BEEKEEPING LEARNING CENTER => GENERAL BEEKEEPING - MAIN POSTING FORUM. => Topic started by: Potlicker1 on September 09, 2008, 08:25:28 PM

Title: Dark bees
Post by: Potlicker1 on September 09, 2008, 08:25:28 PM
Can anyone explain if a colony of Italians produce a dark, almost black striped bee or is this just an age group of the colony. :?
Title: Re: Dark bees
Post by: mudlakee on September 09, 2008, 08:49:06 PM
I had very light colored bee's most of the summer and now I am starting to see a lot of dark ones. Tony
Title: Re: Dark bees
Post by: Bill W. on September 09, 2008, 11:08:45 PM
As they get older, some of the fuzz wears off and they get darker.

You could also have drifting bees from another hive.

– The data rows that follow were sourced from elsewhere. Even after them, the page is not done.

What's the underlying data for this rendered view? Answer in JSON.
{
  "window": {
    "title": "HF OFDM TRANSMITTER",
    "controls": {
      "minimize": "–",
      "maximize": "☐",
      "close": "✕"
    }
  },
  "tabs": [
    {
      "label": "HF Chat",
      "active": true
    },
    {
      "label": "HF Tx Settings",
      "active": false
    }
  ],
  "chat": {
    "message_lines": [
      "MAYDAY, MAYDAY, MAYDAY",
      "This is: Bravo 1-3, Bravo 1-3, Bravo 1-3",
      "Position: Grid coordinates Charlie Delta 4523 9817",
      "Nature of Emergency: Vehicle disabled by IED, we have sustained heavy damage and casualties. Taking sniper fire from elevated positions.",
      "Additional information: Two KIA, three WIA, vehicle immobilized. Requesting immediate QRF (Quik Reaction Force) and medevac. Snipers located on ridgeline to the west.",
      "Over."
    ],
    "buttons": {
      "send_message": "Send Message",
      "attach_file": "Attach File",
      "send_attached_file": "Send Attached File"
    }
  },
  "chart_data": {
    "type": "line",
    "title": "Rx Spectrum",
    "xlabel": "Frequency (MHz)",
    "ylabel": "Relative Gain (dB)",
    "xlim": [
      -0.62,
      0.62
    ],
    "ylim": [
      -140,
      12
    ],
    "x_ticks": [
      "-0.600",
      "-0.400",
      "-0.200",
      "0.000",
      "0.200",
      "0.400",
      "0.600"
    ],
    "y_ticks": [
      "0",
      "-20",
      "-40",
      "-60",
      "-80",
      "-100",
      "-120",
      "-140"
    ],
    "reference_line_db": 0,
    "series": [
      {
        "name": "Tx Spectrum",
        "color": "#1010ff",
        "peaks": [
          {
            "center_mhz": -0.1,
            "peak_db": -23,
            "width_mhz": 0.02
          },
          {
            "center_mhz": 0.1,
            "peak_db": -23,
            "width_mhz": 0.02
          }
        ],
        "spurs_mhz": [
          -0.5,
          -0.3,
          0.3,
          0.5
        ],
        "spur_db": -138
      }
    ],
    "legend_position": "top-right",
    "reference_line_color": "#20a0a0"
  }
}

You could also have different looking bees if the hive has a new queen.
Title: Re: Dark bees
Post by: TwT on September 09, 2008, 11:51:58 PM
it is very common for a hive of any kind to have different colored bee's, since most commercial queen rearing has open mating you could have any type that mated with the queen thus throwing different color bee's. about the only one that dont use open mating is AI/II queen producers. some say they have drone saturated area's but they are still open mating and the odds are better to get what they want but no guaranties.
Title: Re: Dark bees
Post by: Brian D. Bray on September 09, 2008, 11:55:38 PM
Quote from: Potlicker1 on September 09, 2008, 08:25:28 PM
Can anyone explain if a colony of Italians produce a dark, almost black striped bee or is this just an age group of the colony. :?

Genetic deversity.  I have what is marketed as Russian queens, the workers range from Golden Italian to almost totally black.  Some are Black with Gray stripes (Caucasian influence?) while others are black with orange stripes.  The color of the worker is determined by the drone the queen mated with.  As a consequence the color variations within a hive can vary greatly, week to week, month to month.  The genetic deversity is good, be grateful for the blessing.

The hairyness or fuzziness of the bee is a better indicator of age, fuzzy bees are newly hatched, bald bees are probably on their last forage mission.
Bees with a widow's peak or blad spot are somewhere in between.